Hablar de Dios en un país violento
Raúl Pariamachi ss.cc.
“Bienaventurados los que trabajan por la paz,
porque ellos serán llamados hijos de Dios.”
(Mateo 5, 9)
Esta semana teológica se ha propuesto reflexionar sobre el hecho de la violencia como desafío a la evangelización. En la buena lógica de estas jornadas, ayer se invitó a reconocer los múltiples rostros de la violencia en el Perú y hoy se sugiere la pregunta de cómo hablar de Dios en un país violento. Cuando se pregunta “cómo hablar de Dios” se está utilizando una fórmula breve para expresar algo más amplio. Es evidente que no se trata solo de “cómo hablar”, sino de cómo mostrar, sentir y pensar al Dios de la vida en medio de las violencias cotidianas: física, emocional o sexual; infantil, familiar o social; estructural, cultural o política.
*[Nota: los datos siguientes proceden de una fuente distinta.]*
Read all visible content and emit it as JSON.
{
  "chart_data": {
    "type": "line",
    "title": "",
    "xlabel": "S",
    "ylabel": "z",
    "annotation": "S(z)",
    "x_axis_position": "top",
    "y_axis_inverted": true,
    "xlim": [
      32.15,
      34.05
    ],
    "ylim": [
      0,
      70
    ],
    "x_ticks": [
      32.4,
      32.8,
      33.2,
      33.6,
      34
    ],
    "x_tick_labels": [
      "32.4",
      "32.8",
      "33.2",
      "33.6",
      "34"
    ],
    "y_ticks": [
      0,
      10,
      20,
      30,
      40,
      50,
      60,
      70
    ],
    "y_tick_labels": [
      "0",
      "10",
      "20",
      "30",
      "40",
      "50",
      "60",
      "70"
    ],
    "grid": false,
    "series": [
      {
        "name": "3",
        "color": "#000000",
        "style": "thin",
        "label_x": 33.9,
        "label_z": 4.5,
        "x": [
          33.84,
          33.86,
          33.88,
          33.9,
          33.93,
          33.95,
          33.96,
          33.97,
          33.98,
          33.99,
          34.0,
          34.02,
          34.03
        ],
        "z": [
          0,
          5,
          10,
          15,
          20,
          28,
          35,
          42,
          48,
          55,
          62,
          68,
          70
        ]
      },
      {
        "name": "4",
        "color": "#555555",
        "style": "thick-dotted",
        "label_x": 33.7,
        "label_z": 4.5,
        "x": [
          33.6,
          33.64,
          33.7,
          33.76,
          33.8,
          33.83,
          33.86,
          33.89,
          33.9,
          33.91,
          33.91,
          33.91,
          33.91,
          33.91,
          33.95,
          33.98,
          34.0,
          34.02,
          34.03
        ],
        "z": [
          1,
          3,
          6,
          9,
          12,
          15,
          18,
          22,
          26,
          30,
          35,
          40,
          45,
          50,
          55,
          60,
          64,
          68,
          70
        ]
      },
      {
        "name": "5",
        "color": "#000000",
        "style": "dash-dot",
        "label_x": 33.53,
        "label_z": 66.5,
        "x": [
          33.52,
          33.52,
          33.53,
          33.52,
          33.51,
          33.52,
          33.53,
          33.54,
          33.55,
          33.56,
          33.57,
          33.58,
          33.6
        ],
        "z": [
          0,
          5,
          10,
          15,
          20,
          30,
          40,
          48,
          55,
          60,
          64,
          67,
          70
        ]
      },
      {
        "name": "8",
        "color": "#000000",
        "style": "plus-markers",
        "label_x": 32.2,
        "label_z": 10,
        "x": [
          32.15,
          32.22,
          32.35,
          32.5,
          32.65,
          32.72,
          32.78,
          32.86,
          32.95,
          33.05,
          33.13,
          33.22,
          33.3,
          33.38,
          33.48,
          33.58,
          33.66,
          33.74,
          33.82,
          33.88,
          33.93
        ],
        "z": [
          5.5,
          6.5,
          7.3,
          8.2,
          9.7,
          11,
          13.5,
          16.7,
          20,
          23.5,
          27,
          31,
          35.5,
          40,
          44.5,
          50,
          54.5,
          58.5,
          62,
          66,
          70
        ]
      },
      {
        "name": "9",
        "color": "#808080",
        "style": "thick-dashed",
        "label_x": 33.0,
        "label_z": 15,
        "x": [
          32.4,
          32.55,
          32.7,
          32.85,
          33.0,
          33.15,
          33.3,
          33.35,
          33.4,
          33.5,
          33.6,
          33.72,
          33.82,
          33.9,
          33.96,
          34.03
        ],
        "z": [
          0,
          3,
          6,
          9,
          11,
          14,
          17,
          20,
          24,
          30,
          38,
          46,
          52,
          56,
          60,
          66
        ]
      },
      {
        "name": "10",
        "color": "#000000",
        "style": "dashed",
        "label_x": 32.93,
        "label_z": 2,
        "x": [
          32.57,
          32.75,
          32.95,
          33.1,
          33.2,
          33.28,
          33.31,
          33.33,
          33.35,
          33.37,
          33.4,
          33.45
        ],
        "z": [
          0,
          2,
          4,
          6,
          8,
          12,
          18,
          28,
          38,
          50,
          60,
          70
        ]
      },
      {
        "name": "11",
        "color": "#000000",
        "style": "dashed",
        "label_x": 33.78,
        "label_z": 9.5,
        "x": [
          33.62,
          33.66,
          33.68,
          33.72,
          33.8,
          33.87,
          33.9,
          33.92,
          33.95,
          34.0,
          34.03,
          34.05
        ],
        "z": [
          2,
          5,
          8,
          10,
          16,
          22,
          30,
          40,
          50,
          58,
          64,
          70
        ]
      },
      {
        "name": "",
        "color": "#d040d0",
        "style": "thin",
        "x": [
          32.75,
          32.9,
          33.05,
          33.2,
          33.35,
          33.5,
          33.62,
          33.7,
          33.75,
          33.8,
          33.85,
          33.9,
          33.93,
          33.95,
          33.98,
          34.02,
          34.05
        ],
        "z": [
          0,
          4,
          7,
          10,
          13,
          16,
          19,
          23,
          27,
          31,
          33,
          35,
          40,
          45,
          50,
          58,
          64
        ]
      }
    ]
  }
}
No se trata tampoco solo de cómo hablar “de Dios”, sino de cuál es su voluntad y su proyecto para un pueblo que sufre la violencia, el maltrato y la injusticia. El padre Eduardo Arens ha ofrecido una valiosa reflexión bíblica para que busquemos juntos una respuesta a la interrogante que preside esta reunión. Por mi parte, quisiera plantear algunas cuestiones teológicas: (1) ¿qué relaciones podemos establecer entre la religión y la violencia?, (2) ¿cómo imaginar un cristianismo no-violento para un mundo no-violento? y (3) ¿qué modelos, metáforas o conceptos de Dios son adecuados para una ética orientada a la superación de la violencia?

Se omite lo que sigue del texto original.